Читаем Частная коллекция полностью

«Я твоих фотографий в дорогу не бралВсе равно и без них, если вспомним – приедем…»

Тут не то кавалерийская лихость, не то подозрительная сухость, не то то и другое вместе. Впрочем, я не буду забираться здесь в сказочно интересные мне нюансы этого брака, хочу только отметить, что именно история подкидывает в нашу семейную сагу – эту первую, почти что юношескую войну, как репетицию судьбы. Ну и еще обращу ваше внимание на существенную для дальнейшего изложения деталь – на появление на свет автора всей этой, как только что было сказано, саги. Подбрасывающие наш, все еще летящий, камешек волны истории уже ощущаются мною как перипетии не только общественной, но и моей частной биографии.
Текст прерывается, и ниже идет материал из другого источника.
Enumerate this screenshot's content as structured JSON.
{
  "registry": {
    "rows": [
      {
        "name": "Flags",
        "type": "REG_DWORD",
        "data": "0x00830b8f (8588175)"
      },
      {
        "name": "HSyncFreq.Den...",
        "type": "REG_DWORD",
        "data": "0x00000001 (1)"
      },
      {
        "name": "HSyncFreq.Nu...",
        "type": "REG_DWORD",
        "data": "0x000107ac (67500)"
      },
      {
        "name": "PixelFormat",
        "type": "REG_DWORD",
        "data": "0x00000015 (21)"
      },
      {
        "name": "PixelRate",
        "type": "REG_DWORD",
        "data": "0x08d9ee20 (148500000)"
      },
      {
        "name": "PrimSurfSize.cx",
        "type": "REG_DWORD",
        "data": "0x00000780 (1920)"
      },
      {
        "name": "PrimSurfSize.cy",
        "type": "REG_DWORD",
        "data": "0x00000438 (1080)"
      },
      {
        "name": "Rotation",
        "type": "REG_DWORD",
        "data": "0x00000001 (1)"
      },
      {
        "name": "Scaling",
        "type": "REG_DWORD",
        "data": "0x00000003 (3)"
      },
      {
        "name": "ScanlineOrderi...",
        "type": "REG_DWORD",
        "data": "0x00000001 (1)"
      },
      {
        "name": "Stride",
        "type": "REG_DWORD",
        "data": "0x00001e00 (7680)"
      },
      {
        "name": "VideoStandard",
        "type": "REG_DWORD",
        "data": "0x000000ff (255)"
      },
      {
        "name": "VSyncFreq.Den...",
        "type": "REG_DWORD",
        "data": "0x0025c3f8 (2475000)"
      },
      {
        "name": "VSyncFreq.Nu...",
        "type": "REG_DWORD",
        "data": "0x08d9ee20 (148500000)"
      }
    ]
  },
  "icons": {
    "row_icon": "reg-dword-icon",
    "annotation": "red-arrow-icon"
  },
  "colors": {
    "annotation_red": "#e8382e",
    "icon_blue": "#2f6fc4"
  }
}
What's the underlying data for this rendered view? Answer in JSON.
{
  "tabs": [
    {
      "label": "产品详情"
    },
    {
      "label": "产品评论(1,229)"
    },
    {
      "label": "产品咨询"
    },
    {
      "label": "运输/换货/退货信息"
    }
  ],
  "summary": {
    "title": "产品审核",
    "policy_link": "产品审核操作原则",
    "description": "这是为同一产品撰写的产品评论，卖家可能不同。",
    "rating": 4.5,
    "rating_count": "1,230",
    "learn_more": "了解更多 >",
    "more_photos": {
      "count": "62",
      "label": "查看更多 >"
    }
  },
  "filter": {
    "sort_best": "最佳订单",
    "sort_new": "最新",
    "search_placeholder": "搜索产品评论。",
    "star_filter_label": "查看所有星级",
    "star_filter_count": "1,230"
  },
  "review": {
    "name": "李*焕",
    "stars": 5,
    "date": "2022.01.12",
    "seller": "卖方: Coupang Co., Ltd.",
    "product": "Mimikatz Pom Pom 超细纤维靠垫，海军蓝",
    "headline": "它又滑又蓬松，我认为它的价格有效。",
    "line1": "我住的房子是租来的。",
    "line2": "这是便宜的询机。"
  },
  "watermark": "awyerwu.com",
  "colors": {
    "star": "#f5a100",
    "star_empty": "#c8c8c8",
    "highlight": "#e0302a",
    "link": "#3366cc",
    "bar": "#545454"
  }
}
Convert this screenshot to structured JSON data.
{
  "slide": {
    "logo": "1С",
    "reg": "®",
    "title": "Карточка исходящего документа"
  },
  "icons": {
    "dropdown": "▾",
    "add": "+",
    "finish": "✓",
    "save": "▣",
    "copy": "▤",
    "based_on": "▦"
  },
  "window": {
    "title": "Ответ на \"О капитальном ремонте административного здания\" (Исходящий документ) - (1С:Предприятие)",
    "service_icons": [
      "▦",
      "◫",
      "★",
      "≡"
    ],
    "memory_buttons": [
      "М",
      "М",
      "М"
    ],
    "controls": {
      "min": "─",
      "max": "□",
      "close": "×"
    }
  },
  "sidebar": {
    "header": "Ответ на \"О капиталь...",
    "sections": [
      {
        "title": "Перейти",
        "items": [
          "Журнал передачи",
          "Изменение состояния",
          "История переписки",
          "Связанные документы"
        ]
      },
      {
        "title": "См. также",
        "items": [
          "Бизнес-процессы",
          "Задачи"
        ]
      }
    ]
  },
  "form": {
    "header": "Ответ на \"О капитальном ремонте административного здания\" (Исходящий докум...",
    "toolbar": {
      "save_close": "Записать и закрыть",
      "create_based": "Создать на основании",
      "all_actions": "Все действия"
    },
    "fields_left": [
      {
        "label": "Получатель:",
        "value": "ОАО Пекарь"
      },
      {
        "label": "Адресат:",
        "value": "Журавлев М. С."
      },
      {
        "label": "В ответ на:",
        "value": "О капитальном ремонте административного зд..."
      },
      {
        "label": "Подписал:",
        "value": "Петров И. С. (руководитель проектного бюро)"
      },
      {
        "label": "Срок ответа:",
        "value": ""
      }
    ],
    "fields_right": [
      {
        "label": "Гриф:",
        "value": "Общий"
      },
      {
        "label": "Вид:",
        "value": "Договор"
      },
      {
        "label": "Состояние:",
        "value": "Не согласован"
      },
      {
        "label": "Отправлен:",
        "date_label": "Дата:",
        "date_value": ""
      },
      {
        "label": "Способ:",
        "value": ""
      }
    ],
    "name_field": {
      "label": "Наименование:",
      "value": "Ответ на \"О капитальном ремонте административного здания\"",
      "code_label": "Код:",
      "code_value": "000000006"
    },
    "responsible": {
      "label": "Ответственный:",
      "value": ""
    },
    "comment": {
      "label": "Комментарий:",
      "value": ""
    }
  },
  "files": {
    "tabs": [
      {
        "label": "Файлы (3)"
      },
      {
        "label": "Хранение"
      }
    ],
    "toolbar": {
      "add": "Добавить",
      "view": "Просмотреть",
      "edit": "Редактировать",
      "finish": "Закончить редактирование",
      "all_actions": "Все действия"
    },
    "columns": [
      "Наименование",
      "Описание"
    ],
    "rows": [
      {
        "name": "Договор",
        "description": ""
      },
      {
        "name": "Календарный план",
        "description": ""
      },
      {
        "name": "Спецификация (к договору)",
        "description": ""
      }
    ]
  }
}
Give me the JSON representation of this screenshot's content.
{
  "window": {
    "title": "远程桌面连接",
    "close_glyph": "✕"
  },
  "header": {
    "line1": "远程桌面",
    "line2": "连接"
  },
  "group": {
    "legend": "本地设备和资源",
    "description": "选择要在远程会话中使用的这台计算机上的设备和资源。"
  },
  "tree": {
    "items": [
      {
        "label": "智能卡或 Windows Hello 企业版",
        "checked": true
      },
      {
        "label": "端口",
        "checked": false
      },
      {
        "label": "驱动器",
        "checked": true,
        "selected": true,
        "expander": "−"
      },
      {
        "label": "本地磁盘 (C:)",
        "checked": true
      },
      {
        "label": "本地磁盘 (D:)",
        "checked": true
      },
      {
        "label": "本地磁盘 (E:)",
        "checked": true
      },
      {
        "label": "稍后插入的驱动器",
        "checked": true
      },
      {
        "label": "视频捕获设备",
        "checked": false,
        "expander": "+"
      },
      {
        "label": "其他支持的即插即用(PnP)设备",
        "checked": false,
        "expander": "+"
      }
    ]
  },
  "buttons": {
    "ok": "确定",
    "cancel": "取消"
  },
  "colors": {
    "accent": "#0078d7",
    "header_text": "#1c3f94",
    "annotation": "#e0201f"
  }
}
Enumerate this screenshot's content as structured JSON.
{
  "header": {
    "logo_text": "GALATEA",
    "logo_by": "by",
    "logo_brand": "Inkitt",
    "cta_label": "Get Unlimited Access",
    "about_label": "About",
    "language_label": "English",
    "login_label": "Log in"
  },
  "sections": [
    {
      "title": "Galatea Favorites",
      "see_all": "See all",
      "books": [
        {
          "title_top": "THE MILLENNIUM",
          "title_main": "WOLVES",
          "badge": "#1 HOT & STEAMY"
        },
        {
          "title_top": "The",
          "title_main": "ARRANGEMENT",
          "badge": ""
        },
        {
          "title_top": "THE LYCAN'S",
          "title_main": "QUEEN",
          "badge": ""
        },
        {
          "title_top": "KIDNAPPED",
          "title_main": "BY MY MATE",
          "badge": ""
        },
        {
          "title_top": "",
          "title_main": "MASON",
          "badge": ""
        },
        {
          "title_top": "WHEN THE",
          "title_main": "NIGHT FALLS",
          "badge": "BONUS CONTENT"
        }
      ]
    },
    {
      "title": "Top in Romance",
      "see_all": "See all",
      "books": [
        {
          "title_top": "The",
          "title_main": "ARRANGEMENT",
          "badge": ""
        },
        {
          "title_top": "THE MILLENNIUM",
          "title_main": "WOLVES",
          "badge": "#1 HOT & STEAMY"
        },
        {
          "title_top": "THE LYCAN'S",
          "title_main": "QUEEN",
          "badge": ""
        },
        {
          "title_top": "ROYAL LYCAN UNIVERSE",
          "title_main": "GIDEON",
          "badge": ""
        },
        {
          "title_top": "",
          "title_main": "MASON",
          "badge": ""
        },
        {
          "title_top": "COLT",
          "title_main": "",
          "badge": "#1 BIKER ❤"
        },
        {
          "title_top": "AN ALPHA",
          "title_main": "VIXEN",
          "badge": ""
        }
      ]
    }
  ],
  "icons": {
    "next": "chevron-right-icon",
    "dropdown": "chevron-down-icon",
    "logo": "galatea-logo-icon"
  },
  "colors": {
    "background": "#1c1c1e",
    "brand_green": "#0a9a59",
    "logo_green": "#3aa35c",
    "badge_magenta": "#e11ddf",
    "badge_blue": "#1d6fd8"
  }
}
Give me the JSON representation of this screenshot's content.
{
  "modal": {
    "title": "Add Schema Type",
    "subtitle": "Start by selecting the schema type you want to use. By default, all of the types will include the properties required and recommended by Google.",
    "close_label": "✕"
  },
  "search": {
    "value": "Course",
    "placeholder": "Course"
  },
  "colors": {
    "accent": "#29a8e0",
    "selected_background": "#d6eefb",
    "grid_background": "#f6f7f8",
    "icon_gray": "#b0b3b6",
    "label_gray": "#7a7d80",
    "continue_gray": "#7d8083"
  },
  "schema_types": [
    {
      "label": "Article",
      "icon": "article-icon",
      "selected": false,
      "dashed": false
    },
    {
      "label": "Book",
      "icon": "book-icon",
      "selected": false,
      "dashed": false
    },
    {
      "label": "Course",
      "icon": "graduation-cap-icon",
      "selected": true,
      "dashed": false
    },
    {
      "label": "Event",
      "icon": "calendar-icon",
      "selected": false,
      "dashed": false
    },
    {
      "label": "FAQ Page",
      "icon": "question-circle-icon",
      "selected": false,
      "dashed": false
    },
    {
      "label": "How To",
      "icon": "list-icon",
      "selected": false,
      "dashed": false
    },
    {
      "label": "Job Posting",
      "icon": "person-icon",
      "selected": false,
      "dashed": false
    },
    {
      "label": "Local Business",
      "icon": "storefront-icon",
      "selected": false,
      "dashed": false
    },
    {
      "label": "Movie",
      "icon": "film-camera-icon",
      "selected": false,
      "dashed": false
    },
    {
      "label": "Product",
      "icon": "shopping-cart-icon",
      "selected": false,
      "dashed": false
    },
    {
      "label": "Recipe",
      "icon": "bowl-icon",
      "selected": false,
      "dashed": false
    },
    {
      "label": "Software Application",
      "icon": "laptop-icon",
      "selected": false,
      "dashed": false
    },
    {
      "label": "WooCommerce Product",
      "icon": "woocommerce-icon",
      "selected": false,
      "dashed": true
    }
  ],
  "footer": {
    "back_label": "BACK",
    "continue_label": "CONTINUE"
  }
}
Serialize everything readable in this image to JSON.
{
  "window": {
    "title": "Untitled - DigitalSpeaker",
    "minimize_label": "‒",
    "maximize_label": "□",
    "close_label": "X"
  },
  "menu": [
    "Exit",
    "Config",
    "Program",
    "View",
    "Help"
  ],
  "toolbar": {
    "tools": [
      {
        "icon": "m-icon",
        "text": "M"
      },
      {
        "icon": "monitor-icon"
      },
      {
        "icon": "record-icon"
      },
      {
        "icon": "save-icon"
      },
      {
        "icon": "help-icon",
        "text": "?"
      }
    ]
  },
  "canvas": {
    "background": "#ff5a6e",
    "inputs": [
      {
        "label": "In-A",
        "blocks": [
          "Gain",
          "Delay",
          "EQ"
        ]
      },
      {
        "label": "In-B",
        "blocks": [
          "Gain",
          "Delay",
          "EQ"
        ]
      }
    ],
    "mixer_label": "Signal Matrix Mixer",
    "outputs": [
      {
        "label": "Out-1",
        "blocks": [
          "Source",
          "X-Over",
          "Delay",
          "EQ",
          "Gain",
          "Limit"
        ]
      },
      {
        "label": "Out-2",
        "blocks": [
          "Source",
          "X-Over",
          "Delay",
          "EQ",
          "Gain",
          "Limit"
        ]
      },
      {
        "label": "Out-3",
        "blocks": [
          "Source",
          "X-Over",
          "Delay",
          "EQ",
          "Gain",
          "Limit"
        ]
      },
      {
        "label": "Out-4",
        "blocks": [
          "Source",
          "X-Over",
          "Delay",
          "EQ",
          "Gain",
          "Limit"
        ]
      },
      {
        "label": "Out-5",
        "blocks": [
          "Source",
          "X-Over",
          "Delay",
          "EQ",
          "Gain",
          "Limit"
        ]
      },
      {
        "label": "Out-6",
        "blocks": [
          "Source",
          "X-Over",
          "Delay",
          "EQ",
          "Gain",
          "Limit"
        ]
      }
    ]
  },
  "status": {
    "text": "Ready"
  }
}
И поэтому закономерен вопрос: а зачем? Зачем я ввязался в это иронически-аналитическое исследование? А я, уже ввязавшись, вдруг уяснил: хочешь понять себя, хочешь узнать, откуда ты такой взялся и почему ты в тех или иных обстоятельства вел или ведешь себя так, а не иначе, погрузиться в историю своей биографии – самое полезное дело. Поэтому, не утомляя вас преждевременными выводами, я продолжу излагать историю, но то, что и я появился, наконец, на ее страницах, я тут отметил.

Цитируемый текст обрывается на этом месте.